Let $charK \neq 2$, $L/K$ be the splitting field of a separable polynomial $f \in K[x]$. Further let $a_1,...,a_n \in L$ be the roots of $f$.
How does the Galoisgroup $Gal(L/K)$ act on $c:=\prod_{1 \leq i < j \leq n}(a_i-a_j)$?

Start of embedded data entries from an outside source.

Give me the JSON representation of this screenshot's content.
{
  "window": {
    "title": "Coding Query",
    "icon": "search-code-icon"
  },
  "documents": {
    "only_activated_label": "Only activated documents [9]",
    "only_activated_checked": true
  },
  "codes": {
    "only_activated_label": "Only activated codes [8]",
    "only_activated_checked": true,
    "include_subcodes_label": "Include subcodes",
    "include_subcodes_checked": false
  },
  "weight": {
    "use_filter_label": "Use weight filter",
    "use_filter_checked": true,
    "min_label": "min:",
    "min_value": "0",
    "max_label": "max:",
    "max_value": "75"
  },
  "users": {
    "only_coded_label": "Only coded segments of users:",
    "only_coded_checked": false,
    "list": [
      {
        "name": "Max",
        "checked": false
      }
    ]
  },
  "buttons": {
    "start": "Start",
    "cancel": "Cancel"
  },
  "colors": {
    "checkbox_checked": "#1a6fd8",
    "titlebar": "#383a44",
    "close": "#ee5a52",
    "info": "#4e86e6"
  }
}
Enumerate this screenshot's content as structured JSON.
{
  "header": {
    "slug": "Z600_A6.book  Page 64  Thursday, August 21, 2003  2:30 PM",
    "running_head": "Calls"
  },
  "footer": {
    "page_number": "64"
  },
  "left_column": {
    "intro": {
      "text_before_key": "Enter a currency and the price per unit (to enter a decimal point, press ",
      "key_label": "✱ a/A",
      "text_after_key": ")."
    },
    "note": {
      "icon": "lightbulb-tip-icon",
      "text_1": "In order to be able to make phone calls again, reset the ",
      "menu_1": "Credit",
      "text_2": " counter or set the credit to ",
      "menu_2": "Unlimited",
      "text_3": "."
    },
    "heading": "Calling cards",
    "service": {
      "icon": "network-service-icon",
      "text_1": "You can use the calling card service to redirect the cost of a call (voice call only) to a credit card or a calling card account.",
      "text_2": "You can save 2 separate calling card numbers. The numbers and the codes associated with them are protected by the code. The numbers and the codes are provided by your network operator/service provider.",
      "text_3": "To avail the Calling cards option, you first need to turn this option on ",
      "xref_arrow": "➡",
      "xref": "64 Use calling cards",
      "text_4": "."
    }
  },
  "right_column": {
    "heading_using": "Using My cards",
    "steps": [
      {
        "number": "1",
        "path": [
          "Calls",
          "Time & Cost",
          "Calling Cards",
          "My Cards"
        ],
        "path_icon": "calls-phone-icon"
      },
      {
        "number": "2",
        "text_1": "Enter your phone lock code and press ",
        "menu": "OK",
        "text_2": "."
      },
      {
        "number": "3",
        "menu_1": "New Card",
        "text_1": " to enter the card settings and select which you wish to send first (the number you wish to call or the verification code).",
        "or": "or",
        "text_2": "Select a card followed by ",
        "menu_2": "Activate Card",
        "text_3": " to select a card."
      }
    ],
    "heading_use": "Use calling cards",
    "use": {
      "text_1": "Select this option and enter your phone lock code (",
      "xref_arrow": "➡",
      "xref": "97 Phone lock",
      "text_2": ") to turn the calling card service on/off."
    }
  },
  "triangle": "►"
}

$Fix Gal(L/K) \cap A_n =K(c)$
My attempt:
About 1):
As far as I know for $\sigma \in Gal(L/K)$ we have that $\sigma$ permutates the roots $a_1,...,a_n$. Now (by intuition) I would say that
$\sigma(\prod_{1 \leq i < j \leq n}(a_i-a_j))=\prod_{1 \leq i < j \leq n}(\sigma(a_i)-\sigma(a_j))=sgn(\sigma) \prod_{1 \leq i < j \leq n}(a_i-a_j)$
But I am not really sure how to answer the question in Nr.1.
About 2):
I know that $Gal(L/K)$ should be a subgroup of the symmetric group $S_n$. $A_n$ denotes the even permutations, and $A_n \leq S_n $. If $\sigma \ in Fix Gal(L/K) \cap A_n$, then we have that $\sigma(c)=c$
My only approach would be to use the teorem about the primitive element:
Let L be s field extension of the form $L=K(a,c_1,...,c_n)$ such that $a$ is algebraic over $K$ and $c_1,...,c_n$ are separable over $K$, then there exists a primitive element $b \in L $ such that $L=K(b)$.
But since this theorem only says something about the existence, I don't think that it would be useful.